Bringing the Globe into Globalization: Models of Capacity Building and Technology Transfer

Martina Colette Gillen


Legal policy on the global stage has combined with history, nature and economics to create an inherently unequal playing field for states seeking to undertake industrial development or agricultural reform at this point in time. The reasons for this are manifold and complex, for example, developing nations may not find it easy to lobby or assert themselves in international fora, historical colonial relationships may have inhibited their economic and industrial development, and current trade relationships may make adherence to certain international agreements a matter of necessity rather than choice.

Policy makers are aware of this problem and have tried to lessen this inequality by instituting mechanisms to transfer technology to least developed nations. Using the digital divide as a case-study this paper looks at the efficacy of this model and argues that this approach as instituted is fundamentally flawed for a number of reasons.

1.      The definition of technology transfer and capacity building promulgated by international law only addresses a limited range of the factors which cause technology gaps and in some cases the response exacerbates them.

2.      The reason for this poorly formulated policy is that it is founded upon flawed economic principles and assumptions about the effect of free market economics in developing nations.

The central argument of this paper is that in order to bridge the developmental divide it is not sufficient to simply improve infrastructure and access to technology but one must also empower people to use technology in a way which addresses their own self-identified social, environmental and developmental needs. The author believes that the Open Source movement offers not only practical means of doing this but also a model for rethinking the economic and social assumptions behind our current capacity building model.

The reasons for adopting this perspective are manifold. The movement is already designed to draw us away from corporate to community based modes of thought; it is essentially a grassroots protest movement against the ethos of standard copyright allowing creators to set their own licensing criteria on their works to ensure that they remain within the creative commons. By safeguarding this openness the movement facilitates both technology and knowledge transfer (unlike proprietary systems which usually facilitate only one of these). This is because open source systems recognize the concept of communal use as well as tailored ideas of attribution and moral rights suitable for the various contexts of use. Thus, the growth and development of the open source systems takes account of systems with lower technical capacities without precluding or discouraging the possibility of systemic advancement.

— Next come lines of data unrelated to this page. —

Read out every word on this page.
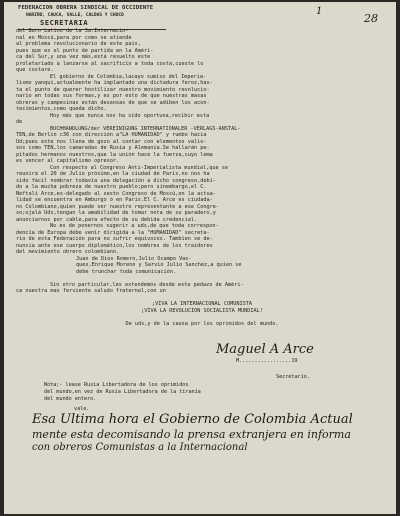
1
28
FEDERACION OBRERA SINDICAL DE OCCIDENTE
NARIÑO, CAUCA, VALLE, CALDAS Y CHOCO
SECRETARIA
del Buro Latino de la 3a.Internacio-
nal en Moscú,para por como se atiende
al problema revolucionario de este país,
pues que es el punto de partida en la Améri-
ca del Sur,y una vez más,está resuelto este
proletariado a lanzarse al sacrificio a toda costa,cueste lo
que costare.
El gobierno de Colombia,lacayo sumiso del Imperia-
lismo yanqui,actualmente ha implantado una dictadura feroz,has-
ta el punto de querer hostilizar nuestro movimiento revolucio-
nario en todas sus formas,y es por esto de que nuestras masas
obreras y campesinas están deseosas de que se adiben los acon-
tecimientos,como queda dicho.
Hoy más que nunca nos ha sido oportuna,recibir esta
de
BUCHHANDLUNG/der VEREINIGUNG INTERNATIONALER -VERLAGS-ANSTAL-
TEN,de Berlín c36 con dirección a"LA HUMANIDAD" y rumbo hacia
Ud;pues este nos llena de gozo al contar con elementos valio-
sos como TEN,los camaradas de Rusia y Alemania.Se hallarán pe-
pitados hermanos nuestros,que la unión hace la fuerza,cuyo lema
es vencer al capitalismo opresor.
Con respecto al Congreso Anti-Imperialista mundial,que se
reunirá el 20 de Julio próximo,en la ciudad de París,no nos ha
sido fácil nombrar todavía una delegación a dicho congreso,debi-
do a la mucha pobreza de nuestro pueblo;pero sinembargo,el C.
Neftalí Arce,ex-delegado al sexto Congreso de Moscú,en la actua-
lidad se encuentra en Amburgo ó en París.El C. Arce es ciudada-
no Colombiano,quien puede ser nuestro representante a ese Congre-
so;ojalá Uds,tengan la amabilidad de tomar nota de su paradero,y
anunciarnos por cable,para efecto de su debida credencial.
No es de ponernos sugerir a uds,de que toda correspon-
dencia de Europa debe venir dirigida a la "HUMANIDAD" secreta-
rio de esta Federación para no sufrir equívocos. Tambien se de-
nuncia ante ese cuerpo diplomático,los nombres de los traidores
del movimiento obrero colombiano.
Juan de Dios Romero,Julio Ocampo Vas-
ques,Enrique Moreno y Sarvio Julio Sanchez,a quien se
debe trunchar toda comunicación.
Sin otro particular,les extendemos desde este pedazo de Améri-
ca nuestra mas ferviente saludo fraternal,con un
¡VIVA LA INTERNACIONAL COMUNISTA
¡VIVA LA REVOLUCION SOCIALISTA MUNDIAL!
De uds,y de la causa por los oprimidos del mundo.
Maguel A Arce
M.................19
Secretario.
Nota;- lease Rusia Libertadora de los oprimidos
del mundo,en vez de Rusia Libertadora de la tiranía
del mundo entero.
vale.
Esa Ultima hora el Gobierno de Colombia Actual
mente esta decomisando la prensa extranjera en informa
con obreros Comunistas a la Internacional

Finally, unlike other development related knowledge protections, open source is of global application and is not in that sense targeted or imposed upon least developed parties and therefore allows self-directed development by permitting them to choose if they wish to adopt it and to set the level of protection they find most beneficial.

Thus, this paper hopes to take an established alternative to IP law and reveal new perspectives on how to facilitate effective technology transfer.